I have never met you (I work at Coyne at the main campus) and have only met your mom a couple of times. I read this blog almost every day and you are an inspiration to me. I keep my family up to date on the daily developments and your mom and you are in our daily prayers.

I had a friend who had a severe brain injury along with a broken neck and back about seven years ago. I witnessed his long road back and every step of the way the doctors told us what he would never do again. Each step of the way he proved them wrong. It took about a year but he is completely back with us. Anyone who meets him would never know he had been as bad off as he was and your mom is recovering at a faster rate (by far) than he did.

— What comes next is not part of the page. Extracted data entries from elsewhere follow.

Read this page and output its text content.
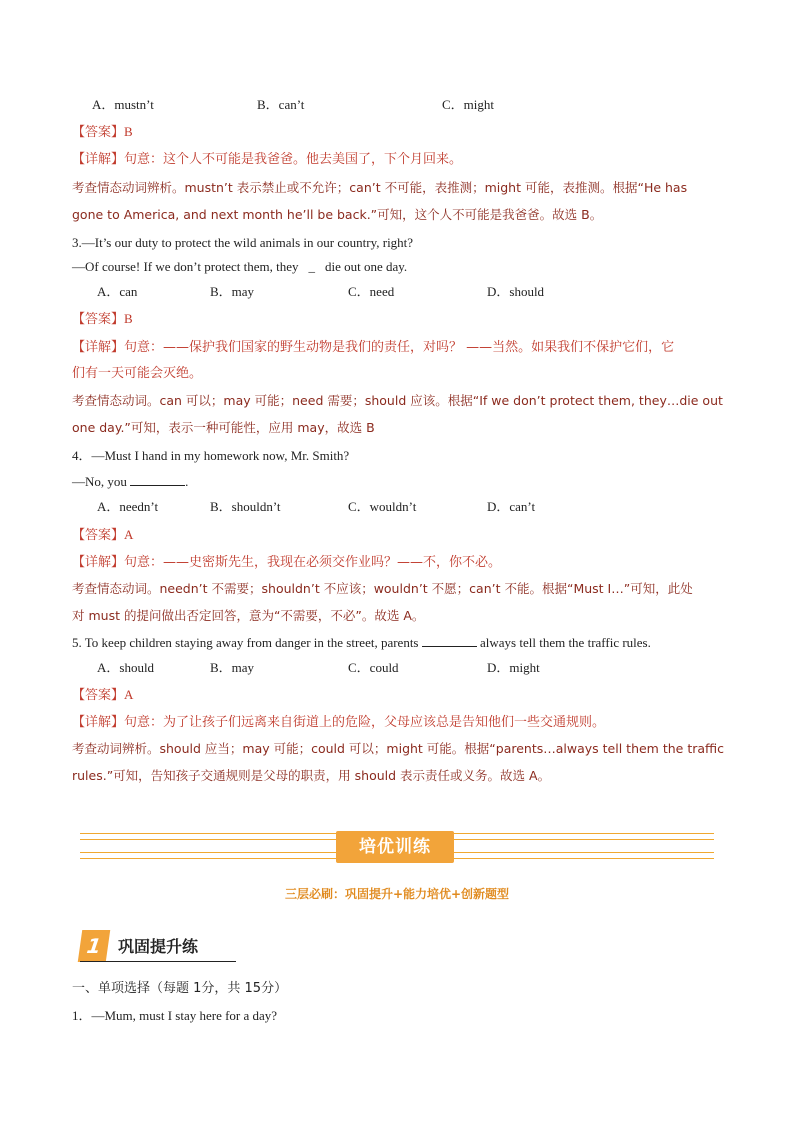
A．mustn’t	B．can’t	C．might
【答案】B
【详解】句意：这个人不可能是我爸爸。他去美国了，下个月回来。
考查情态动词辨析。mustn’t 表示禁止或不允许；can’t 不可能，表推测；might 可能，表推测。根据“He has
gone to America, and next month he’ll be back.”可知，这个人不可能是我爸爸。故选 B。
3.—It’s our duty to protect the wild animals in our country, right?
—Of course! If we don’t protect them, they _ die out one day.
A．can	B．may	C．need	D．should
【答案】B
【详解】句意：——保护我们国家的野生动物是我们的责任，对吗？ ——当然。如果我们不保护它们，它
们有一天可能会灭绝。
考查情态动词。can 可以；may 可能；need 需要；should 应该。根据“If we don’t protect them, they…die out
one day.”可知，表示一种可能性，应用 may，故选 B
4．—Must I hand in my homework now, Mr. Smith?
—No, you	.
A．needn’t	B．shouldn’t	C．wouldn’t	D．can’t
【答案】A
【详解】句意：——史密斯先生，我现在必须交作业吗？——不，你不必。
考查情态动词。needn’t 不需要；shouldn’t 不应该；wouldn’t 不愿；can’t 不能。根据“Must I…”可知，此处
对 must 的提问做出否定回答，意为“不需要，不必”。故选 A。
5. To keep children staying away from danger in the street, parents	always tell them the traffic rules.
A．should	B．may	C．could	D．might
【答案】A
【详解】句意：为了让孩子们远离来自街道上的危险，父母应该总是告知他们一些交通规则。
考查动词辨析。should 应当；may 可能；could 可以；might 可能。根据“parents…always tell them the traffic
rules.”可知，告知孩子交通规则是父母的职责，用 should 表示责任或义务。故选 A。
培优训练
三层必刷：巩固提升+能力培优+创新题型
1 巩固提升练
一、单项选择（每题 1分，共 15分）
1．—Mum, must I stay here for a day?
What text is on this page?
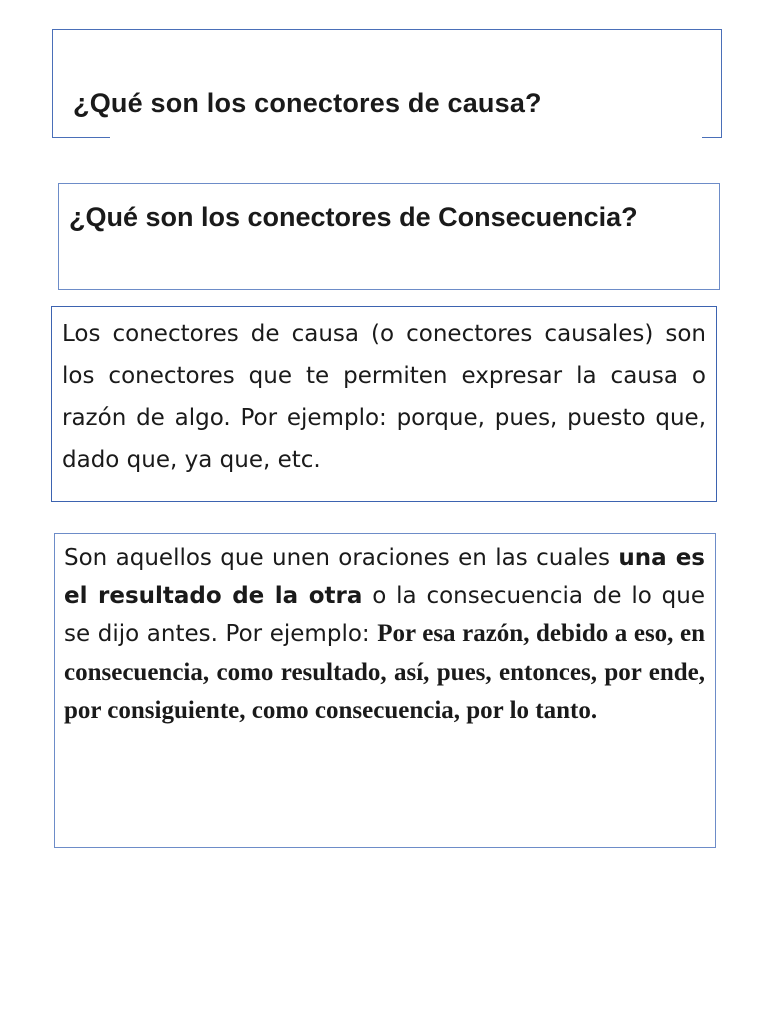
¿Qué son los conectores de causa?
¿Qué son los conectores de Consecuencia?

Los conectores de causa (o conectores causales) son los conectores que te permiten expresar la causa o razón de algo. Por ejemplo: porque, pues, puesto que, dado que, ya que, etc.

Son aquellos que unen oraciones en las cuales una es el resultado de la otra o la consecuencia de lo que se dijo antes. Por ejemplo: Por esa razón, debido a eso, en consecuencia, como resultado, así, pues, entonces, por ende, por consiguiente, como consecuencia, por lo tanto.
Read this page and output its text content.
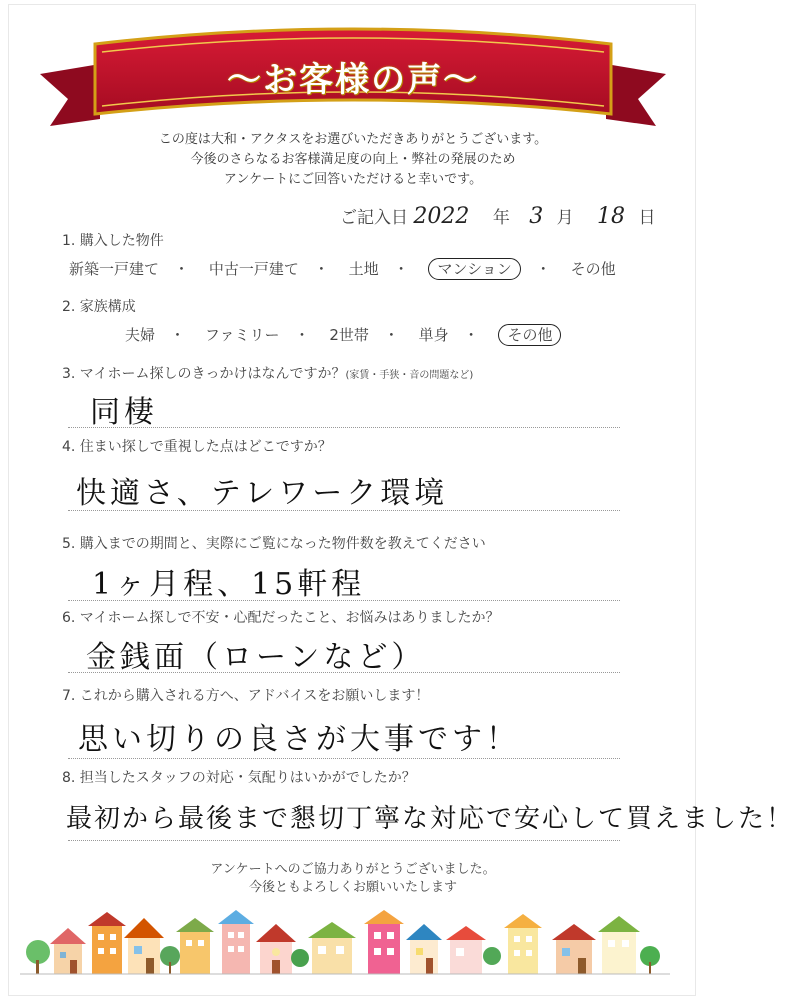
〜お客様の声〜
この度は大和・アクタスをお選びいただきありがとうございます。
今後のさらなるお客様満足度の向上・弊社の発展のため
アンケートにご回答いただけると幸いです。
ご記入日 2022 年 3 月 18 日
1. 購入した物件
新築一戸建て ・ 中古一戸建て ・ 土地 ・ マンション ・ その他
2. 家族構成
夫婦 ・ ファミリー ・ 2世帯 ・ 単身 ・ その他
3. マイホーム探しのきっかけはなんですか？(家賃・手狭・音の問題など)
同棲
4. 住まい探しで重視した点はどこですか？
快適さ、テレワーク環境
5. 購入までの期間と、実際にご覧になった物件数を教えてください
1ヶ月程、15軒程
6. マイホーム探しで不安・心配だったこと、お悩みはありましたか？
金銭面（ローンなど）
7. これから購入される方へ、アドバイスをお願いします！
思い切りの良さが大事です！
8. 担当したスタッフの対応・気配りはいかがでしたか？
最初から最後まで懇切丁寧な対応で安心して買えました！
アンケートへのご協力ありがとうございました。
今後ともよろしくお願いいたします
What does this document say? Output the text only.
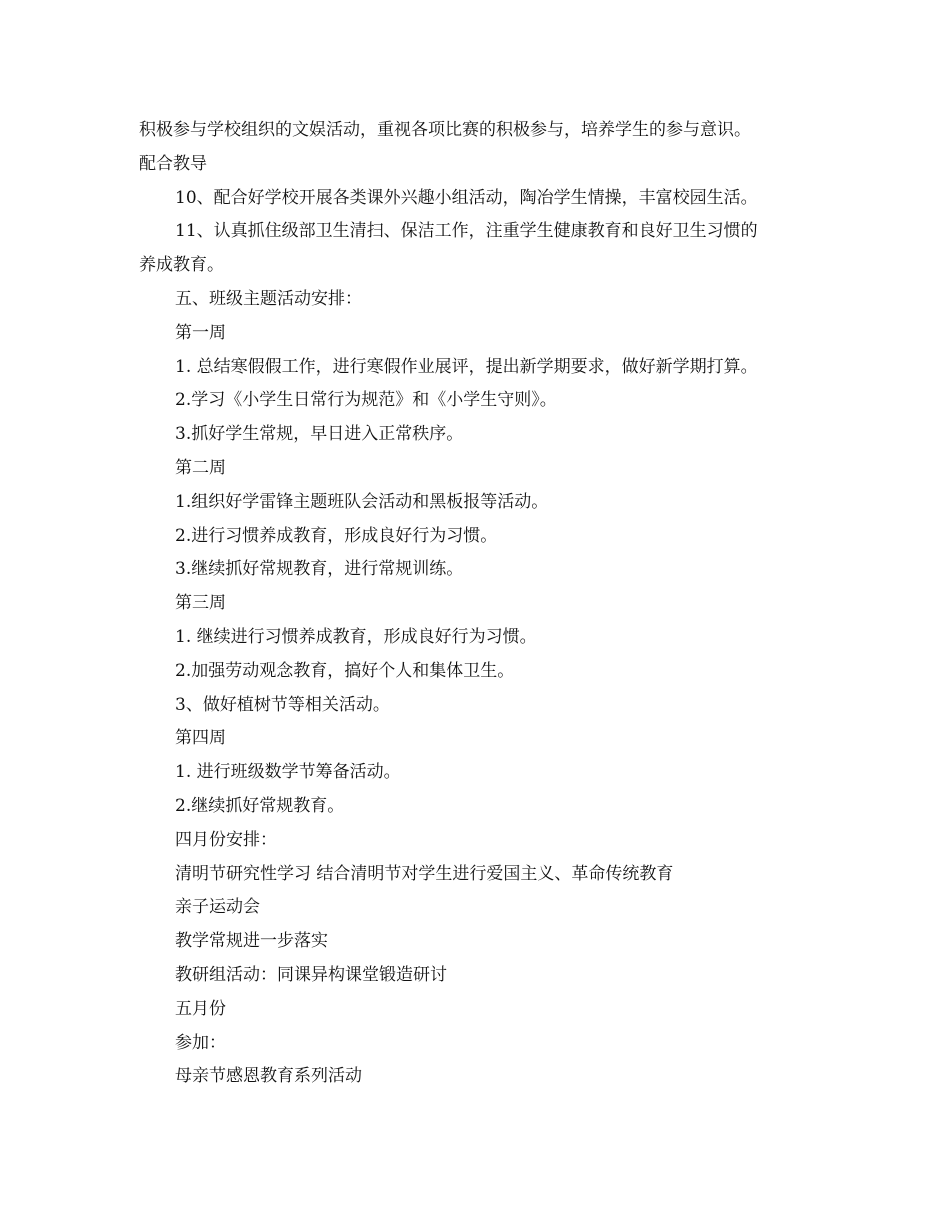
积极参与学校组织的文娱活动，重视各项比赛的积极参与，培养学生的参与意识。

配合教导

10、配合好学校开展各类课外兴趣小组活动，陶冶学生情操，丰富校园生活。

11、认真抓住级部卫生清扫、保洁工作，注重学生健康教育和良好卫生习惯的

养成教育。

五、班级主题活动安排：

第一周

1. 总结寒假假工作，进行寒假作业展评，提出新学期要求，做好新学期打算。

2.学习《小学生日常行为规范》和《小学生守则》。

3.抓好学生常规，早日进入正常秩序。

第二周

1.组织好学雷锋主题班队会活动和黑板报等活动。

2.进行习惯养成教育，形成良好行为习惯。

3.继续抓好常规教育，进行常规训练。

第三周

1. 继续进行习惯养成教育，形成良好行为习惯。

2.加强劳动观念教育，搞好个人和集体卫生。

3、做好植树节等相关活动。

第四周

1. 进行班级数学节筹备活动。

2.继续抓好常规教育。

四月份安排：

清明节研究性学习 结合清明节对学生进行爱国主义、革命传统教育

亲子运动会

教学常规进一步落实

教研组活动：同课异构课堂锻造研讨

五月份

参加：

母亲节感恩教育系列活动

Definitely look at this step as a step closer to bringing her home. Although you don't know me, I have a car and I care so I would volunteer to drive you to and from the nursing home once a week. I have a lot going on or I would love to do more but if everyone chips in a little - you will be OK. My heart goes out to you and as a mom, I would be so proud of my son if I was in the same situation and he treated me as you do your mom. You are doing a great job, you are strong and a great writer. I actually think you should turn this journal into a book when the happy ending comes - and it's coming.

Ericka Smith
773-516-1434
Amanda-
Your Mom has been doing so well!
I know your visit last night with her was hard. You have been putting a lot of thought into this decision and you are doing what is best for your Mom. Also, you have to remember it is only temporary. Your Mom loves you with all of her heart and even though it will be hard for her to not come home right away, she will be home soon enough! Just remember we are here for you always. We love you and your Mom:) Kari's quote was perfect and I could not agree more.